I read this section and I didn’t understand it. Why would this purely symbolic, substanceless act move him?
As I was watching Room for One More, I started to get it. RFOM is a purely symbolic, substanceless film—it represents the issue but never actually grapples directly with it. But, by acting in the purely symbolic realm, it allows us to infer and grapple with those hard truths on our own. It leaves us that choice.
This in no way diminishes the need for the hard look at difficult problems with barely tractable solutions. Too often we have decided the world is good and neglected the hard truth that often that good world is not good for everyone.
That said, I wonder if that modern turn towards hardness, pulling that difficult material up close and personal, has cost us something. When you have something shoved in your face, you must react. There is no distance to look at the idea critically. No time to reflect. A person might accept or reject it but that acceptance or rejection might be reflexive. If you call someone an idiot for not wearing a mask, they might reflexively spit on you.
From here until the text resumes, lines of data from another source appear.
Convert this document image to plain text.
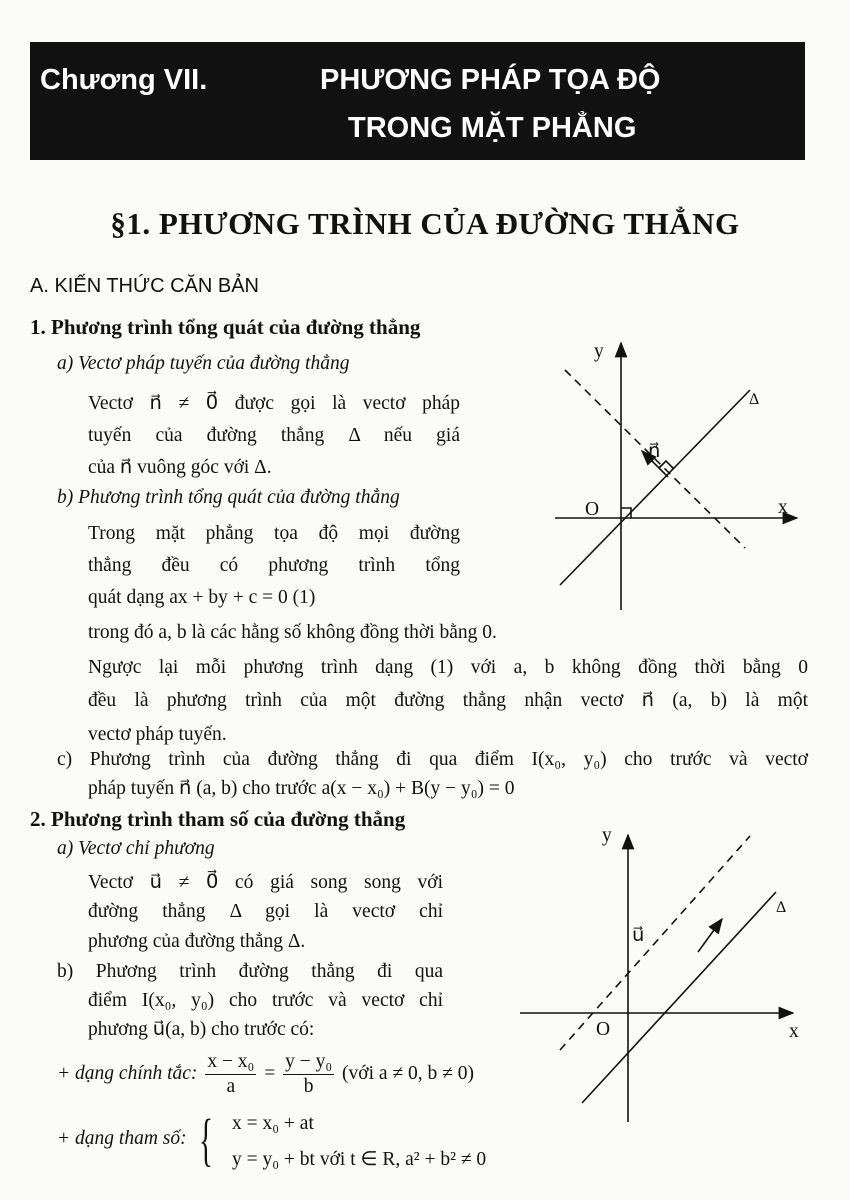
Chương VII.	PHƯƠNG PHÁP TỌA ĐỘ
TRONG MẶT PHẲNG
§1. PHƯƠNG TRÌNH CỦA ĐƯỜNG THẲNG
A. KIẾN THỨC CĂN BẢN
1. Phương trình tổng quát của đường thẳng
a) Vectơ pháp tuyến của đường thẳng
Vectơ n⃗ ≠ 0⃗ được gọi là vectơ pháp
tuyến của đường thẳng Δ nếu giá
của n⃗ vuông góc với Δ.
b) Phương trình tổng quát của đường thẳng
Trong mặt phẳng tọa độ mọi đường
thẳng đều có phương trình tổng
quát dạng ax + by + c = 0 (1)
trong đó a, b là các hằng số không đồng thời bằng 0.
Ngược lại mỗi phương trình dạng (1) với a, b không đồng thời bằng 0
đều là phương trình của một đường thẳng nhận vectơ n⃗ (a, b) là một
vectơ pháp tuyến.
c) Phương trình của đường thẳng đi qua điểm I(x₀, y₀) cho trước và vectơ
pháp tuyến n⃗ (a, b) cho trước a(x − x₀) + B(y − y₀) = 0
2. Phương trình tham số của đường thẳng
a) Vectơ chỉ phương
Vectơ u⃗ ≠ 0⃗ có giá song song với
đường thẳng Δ gọi là vectơ chỉ
phương của đường thẳng Δ.
b) Phương trình đường thẳng đi qua
điểm I(x₀, y₀) cho trước và vectơ chỉ
phương u⃗(a, b) cho trước có:
+ dạng chính tắc: $\frac{\text{x − x₀}}{a} = \frac{\text{y − y₀}}{b}$ (với a ≠ 0, b ≠ 0)
+ dạng tham số: {	x = x₀ + at
y = y₀ + bt với t ∈ R, a² + b² ≠ 0
y
x
O
Δ
n⃗
y
x
O
Δ
u⃗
A gentle reminder, such as RFOM, allows this reflection. It gives one the opportunity to engage something other than that reflexive, limbic response.
Of course, it also allows the opportunity to discard the message of the work with a smug feeling of satisfaction: I watched this movie and agreed and therefore I need not consider it further.
Still, I think there’s a place for this approach. One of my heroes in SF is Clifford D. Simak. He excelled at this gentle reproach or encouragement. He didn’t say, you must be your better self or else! More, he said, wouldn’t it be nice to be your better self?
And you find yourself agreeing: yes. It would.